Un autre fait doit être gardé à l’esprit, à savoir que le magasin que nous avons acheté était littéralement un atelier clandestin, et que les ateliers clandestins sont toujours composés de travailleurs inefficaces qui ne peuvent pas trouver d’emploi dans un atelier de qualité supérieure. Les salaires dans ce que l’on appelle les « ateliers intérieurs », gérés par les usines elles-mêmes, commencent toujours là où s’arrêtent les salaires des ateliers clandestins ; ainsi les salaires qui étaient payés dans ce magasin au moment où nous en avons pris la direction ne doivent pas être confondus avec les salaires payés dans les magasins intérieurs des grands fabricants de vêtements de Cincinnati.
Dans ce magasin se trouvaient deux ouvriers qui ont particulièrement attiré mon attention. L’une d’elles était une vieille dame grande et digne, âgée d’environ quatre-vingts ans, qui retirait les bastingages et cousait les boutons. L’autre était un petit bossu qui dirigeait une machine. Tous deux étaient sur cette liste de paie à 4,00 $ par semaine. Les travailleurs possédant un peu plus de capacités que ce qu’ils étaient censés posséder recevaient 5,00 $ et 6,00 $. La femme la mieux payée du magasin touchait 7,00 $. Les presseurs et les hommes « qualifiés » recevaient 18,00 $ par semaine. Telle était la nature de l’échelle des salaires qui m’a été remise lorsque la société A. Nash est devenue propriétaire de sa propre usine.
J’ai regardé cette feuille de paie et j’ai immédiatement vu que quelque chose se dressait entre elle et moi. C’était la Règle d’Or dont j’avais beaucoup parlé récemment. J’ai convoqué mon fils aîné à une conférence et lui ai dit : « Regardez cette feuille de paie. Il faut maintenant se rappeler que le garçon revenait tout juste d’une expérience éprouvante sur les champs de bataille d’Europe ; qu’en conséquence, il était en mauvaise santé et n’avait pas encore commencé à examiner ces questions comme je l’avais fait moi-même.

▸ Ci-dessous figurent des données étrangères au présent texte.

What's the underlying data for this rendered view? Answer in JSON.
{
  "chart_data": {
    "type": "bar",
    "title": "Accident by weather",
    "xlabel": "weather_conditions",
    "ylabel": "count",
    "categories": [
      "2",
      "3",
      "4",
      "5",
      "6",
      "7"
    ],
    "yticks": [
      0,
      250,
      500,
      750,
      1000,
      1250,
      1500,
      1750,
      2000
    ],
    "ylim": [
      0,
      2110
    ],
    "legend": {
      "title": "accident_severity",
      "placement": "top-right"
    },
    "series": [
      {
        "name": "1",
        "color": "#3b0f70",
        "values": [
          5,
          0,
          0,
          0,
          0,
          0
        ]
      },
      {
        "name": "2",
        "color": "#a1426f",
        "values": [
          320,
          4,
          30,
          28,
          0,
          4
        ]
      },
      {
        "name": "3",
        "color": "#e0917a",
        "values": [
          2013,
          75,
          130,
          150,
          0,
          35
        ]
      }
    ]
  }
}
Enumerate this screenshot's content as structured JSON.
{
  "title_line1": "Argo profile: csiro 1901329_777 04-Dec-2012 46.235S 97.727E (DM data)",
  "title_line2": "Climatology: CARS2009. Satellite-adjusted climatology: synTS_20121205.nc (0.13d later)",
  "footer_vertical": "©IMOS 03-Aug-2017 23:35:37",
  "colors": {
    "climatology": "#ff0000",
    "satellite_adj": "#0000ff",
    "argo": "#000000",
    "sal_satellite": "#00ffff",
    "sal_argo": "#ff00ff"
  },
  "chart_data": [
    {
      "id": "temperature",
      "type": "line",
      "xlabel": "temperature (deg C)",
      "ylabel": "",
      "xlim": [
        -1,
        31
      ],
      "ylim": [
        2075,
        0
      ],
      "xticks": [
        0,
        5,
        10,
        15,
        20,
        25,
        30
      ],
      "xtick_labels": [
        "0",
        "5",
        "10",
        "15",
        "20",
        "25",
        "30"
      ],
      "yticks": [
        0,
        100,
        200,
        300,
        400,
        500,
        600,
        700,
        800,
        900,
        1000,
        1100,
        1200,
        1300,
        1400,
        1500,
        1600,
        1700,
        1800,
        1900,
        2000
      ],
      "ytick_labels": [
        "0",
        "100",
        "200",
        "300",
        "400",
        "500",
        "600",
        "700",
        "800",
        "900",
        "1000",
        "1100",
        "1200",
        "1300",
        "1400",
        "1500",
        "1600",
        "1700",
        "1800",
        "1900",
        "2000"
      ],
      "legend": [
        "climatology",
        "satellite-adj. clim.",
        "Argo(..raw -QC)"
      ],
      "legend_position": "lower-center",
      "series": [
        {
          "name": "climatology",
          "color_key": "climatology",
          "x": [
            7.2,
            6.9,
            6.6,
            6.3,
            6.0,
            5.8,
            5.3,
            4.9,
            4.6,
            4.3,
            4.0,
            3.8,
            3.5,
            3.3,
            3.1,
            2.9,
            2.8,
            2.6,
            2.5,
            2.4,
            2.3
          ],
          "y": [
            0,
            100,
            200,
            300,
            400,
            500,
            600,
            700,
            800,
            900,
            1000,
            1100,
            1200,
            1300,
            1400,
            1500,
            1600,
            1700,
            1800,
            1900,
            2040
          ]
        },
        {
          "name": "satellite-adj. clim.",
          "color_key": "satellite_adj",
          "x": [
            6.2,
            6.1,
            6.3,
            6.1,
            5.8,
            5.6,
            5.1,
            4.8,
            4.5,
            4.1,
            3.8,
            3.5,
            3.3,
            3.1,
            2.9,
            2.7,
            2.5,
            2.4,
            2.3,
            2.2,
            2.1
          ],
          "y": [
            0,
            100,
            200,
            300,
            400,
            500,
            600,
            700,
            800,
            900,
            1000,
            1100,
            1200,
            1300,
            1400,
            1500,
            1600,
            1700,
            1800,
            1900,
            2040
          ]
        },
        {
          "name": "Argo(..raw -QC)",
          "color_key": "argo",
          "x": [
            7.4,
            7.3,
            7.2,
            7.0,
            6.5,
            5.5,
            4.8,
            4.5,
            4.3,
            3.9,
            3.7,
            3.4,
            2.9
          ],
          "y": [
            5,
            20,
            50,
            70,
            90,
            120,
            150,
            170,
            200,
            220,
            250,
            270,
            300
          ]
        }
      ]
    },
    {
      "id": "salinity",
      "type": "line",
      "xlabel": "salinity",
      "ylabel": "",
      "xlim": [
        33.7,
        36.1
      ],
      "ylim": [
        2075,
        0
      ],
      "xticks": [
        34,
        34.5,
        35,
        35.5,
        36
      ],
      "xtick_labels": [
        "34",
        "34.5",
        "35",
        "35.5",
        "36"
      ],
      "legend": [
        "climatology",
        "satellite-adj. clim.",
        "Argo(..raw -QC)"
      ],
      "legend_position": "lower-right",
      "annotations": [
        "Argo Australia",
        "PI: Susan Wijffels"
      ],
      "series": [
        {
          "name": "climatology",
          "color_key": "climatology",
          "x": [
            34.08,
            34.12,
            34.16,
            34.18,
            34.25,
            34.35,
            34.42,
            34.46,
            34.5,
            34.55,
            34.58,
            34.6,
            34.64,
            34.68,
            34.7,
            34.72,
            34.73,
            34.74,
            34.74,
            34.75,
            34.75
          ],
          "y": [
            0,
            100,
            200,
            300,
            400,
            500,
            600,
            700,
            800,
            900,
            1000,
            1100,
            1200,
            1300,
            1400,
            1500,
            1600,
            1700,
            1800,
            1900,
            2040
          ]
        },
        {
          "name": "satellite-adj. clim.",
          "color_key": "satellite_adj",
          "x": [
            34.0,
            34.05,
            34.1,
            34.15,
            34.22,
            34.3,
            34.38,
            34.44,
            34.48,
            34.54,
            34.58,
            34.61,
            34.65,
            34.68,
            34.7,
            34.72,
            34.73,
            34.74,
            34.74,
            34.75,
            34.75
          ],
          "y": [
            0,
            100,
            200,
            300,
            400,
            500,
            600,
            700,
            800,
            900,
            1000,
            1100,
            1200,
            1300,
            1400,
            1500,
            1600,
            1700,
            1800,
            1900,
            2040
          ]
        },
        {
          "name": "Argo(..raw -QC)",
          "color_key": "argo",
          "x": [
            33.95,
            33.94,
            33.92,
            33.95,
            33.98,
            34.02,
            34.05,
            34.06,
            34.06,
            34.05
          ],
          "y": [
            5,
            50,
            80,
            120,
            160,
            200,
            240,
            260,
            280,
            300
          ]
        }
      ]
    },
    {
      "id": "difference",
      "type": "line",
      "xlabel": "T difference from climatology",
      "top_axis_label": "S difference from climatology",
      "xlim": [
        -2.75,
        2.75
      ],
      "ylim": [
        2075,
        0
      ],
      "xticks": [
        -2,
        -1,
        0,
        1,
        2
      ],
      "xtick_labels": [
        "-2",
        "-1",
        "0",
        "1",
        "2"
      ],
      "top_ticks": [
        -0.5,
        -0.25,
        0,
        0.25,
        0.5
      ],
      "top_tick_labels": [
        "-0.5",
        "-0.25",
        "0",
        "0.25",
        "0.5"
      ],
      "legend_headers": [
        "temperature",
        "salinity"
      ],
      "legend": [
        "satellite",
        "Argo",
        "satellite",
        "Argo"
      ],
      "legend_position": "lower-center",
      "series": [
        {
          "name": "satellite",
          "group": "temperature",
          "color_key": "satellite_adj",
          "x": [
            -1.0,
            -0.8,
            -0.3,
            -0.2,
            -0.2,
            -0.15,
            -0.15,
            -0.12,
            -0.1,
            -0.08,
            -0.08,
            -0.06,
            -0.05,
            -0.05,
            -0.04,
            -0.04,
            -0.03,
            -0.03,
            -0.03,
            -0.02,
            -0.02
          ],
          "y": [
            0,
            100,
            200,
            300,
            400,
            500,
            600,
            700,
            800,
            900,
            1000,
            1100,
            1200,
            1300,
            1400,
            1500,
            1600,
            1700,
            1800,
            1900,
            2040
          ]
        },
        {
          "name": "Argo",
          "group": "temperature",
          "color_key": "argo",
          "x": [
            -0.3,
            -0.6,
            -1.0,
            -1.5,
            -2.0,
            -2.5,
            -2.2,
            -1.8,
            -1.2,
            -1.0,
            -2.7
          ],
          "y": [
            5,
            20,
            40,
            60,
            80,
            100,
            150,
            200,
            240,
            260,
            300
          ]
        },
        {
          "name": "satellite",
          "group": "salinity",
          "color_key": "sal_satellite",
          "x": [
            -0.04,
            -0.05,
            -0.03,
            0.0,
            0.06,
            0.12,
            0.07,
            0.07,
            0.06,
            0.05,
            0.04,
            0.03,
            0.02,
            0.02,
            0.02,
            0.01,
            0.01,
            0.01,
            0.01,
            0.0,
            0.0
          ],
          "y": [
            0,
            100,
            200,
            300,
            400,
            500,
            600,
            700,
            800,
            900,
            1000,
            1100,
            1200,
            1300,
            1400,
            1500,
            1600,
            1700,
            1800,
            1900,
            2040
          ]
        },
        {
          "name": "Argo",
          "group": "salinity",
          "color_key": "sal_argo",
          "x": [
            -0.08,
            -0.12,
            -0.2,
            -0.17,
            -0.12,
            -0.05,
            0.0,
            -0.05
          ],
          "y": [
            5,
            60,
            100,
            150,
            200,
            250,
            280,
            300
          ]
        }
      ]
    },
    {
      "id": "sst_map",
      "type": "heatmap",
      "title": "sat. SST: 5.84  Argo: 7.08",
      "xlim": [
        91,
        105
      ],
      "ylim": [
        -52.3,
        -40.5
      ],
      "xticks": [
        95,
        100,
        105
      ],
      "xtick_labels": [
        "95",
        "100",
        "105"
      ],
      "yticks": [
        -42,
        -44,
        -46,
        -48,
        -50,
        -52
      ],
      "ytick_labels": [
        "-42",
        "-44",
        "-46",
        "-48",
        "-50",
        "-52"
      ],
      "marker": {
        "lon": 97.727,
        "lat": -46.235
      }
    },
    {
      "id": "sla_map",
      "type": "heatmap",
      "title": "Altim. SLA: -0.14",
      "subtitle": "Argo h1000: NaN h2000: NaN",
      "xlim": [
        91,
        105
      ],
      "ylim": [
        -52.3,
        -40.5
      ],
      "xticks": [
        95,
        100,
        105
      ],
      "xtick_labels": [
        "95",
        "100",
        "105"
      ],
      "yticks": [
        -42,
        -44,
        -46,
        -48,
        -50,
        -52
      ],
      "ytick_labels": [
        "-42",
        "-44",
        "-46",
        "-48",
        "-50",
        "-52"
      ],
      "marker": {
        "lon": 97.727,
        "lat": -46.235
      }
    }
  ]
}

« Eh bien, qu’en est-il? » » demanda-t-il en parcourant le papier.
« Juste ça, » répondis-je. « Vous avez été avec moi dans certaines des réunions où j’ai pris la parole récemment, au nom de Liberty Loans, et vous savez quelque chose de la ferme conviction qui a surgi dans mon cœur quant à ce que ce monde peut devenir si nous vivons réellement le Règle d’or. Pensez-vous que j’ai une telle conviction que je puisse entrer dans ce magasin samedi prochain et remettre à ces gens des enveloppes de paie avec le salaire indiqué sur cette feuille ?
« Que pouvez vous faire d’autre? » mon fils a rétorqué. « Si vous ne le faites pas, vous vous assommons. Votre échelle de salaire est la même que celle payée dans tous les magasins similaires, et si vous voulez conserver votre fin, vous ne pouvez rien faire d’autre que de vous y tenir. Ce n’était pas non plus le cas, du moins, à ce moment-là, cela semblait être le cas.
Je suis rentré chez moi et j’ai discuté de la situation avec ma femme. L’argument de mon garçon, pris au pied de la lettre, était suffisamment solide. Nous terminions notre exercice financier avec une perte de 4 000 $. Notre investissement initial de 60 000 $ s’est déprécié à 56 000 $, comme le montre un inventaire récemment effectué. Non; il ne semblait y avoir qu’une seule alternative : je devais poursuivre ce commerce de vêtements et continuer à infliger ce que je savais être une injustice flagrante - ou m’en sortir. J’ai décidé de faire cette dernière solution, et comme il n’y avait que quelques actionnaires en dehors de moi dans l’entreprise, je les ai réunis le lendemain matin et leur ai soumis la proposition. Ils ont accepté de liquider l’entreprise après que j’ai promis de compenser leur perte et de restituer leur investissement. Tout ce que j’espérais pouvoir faire, c’était réussir à m’en sortir avec suffisamment d’argent pour effectuer un petit premier versement dans une ferme. Comme je l’ai dit à l’époque : « Il y a le seul endroit où un homme peut vraiment être chrétien. Il ne peut certainement pas en être un dans le secteur de l’habillement.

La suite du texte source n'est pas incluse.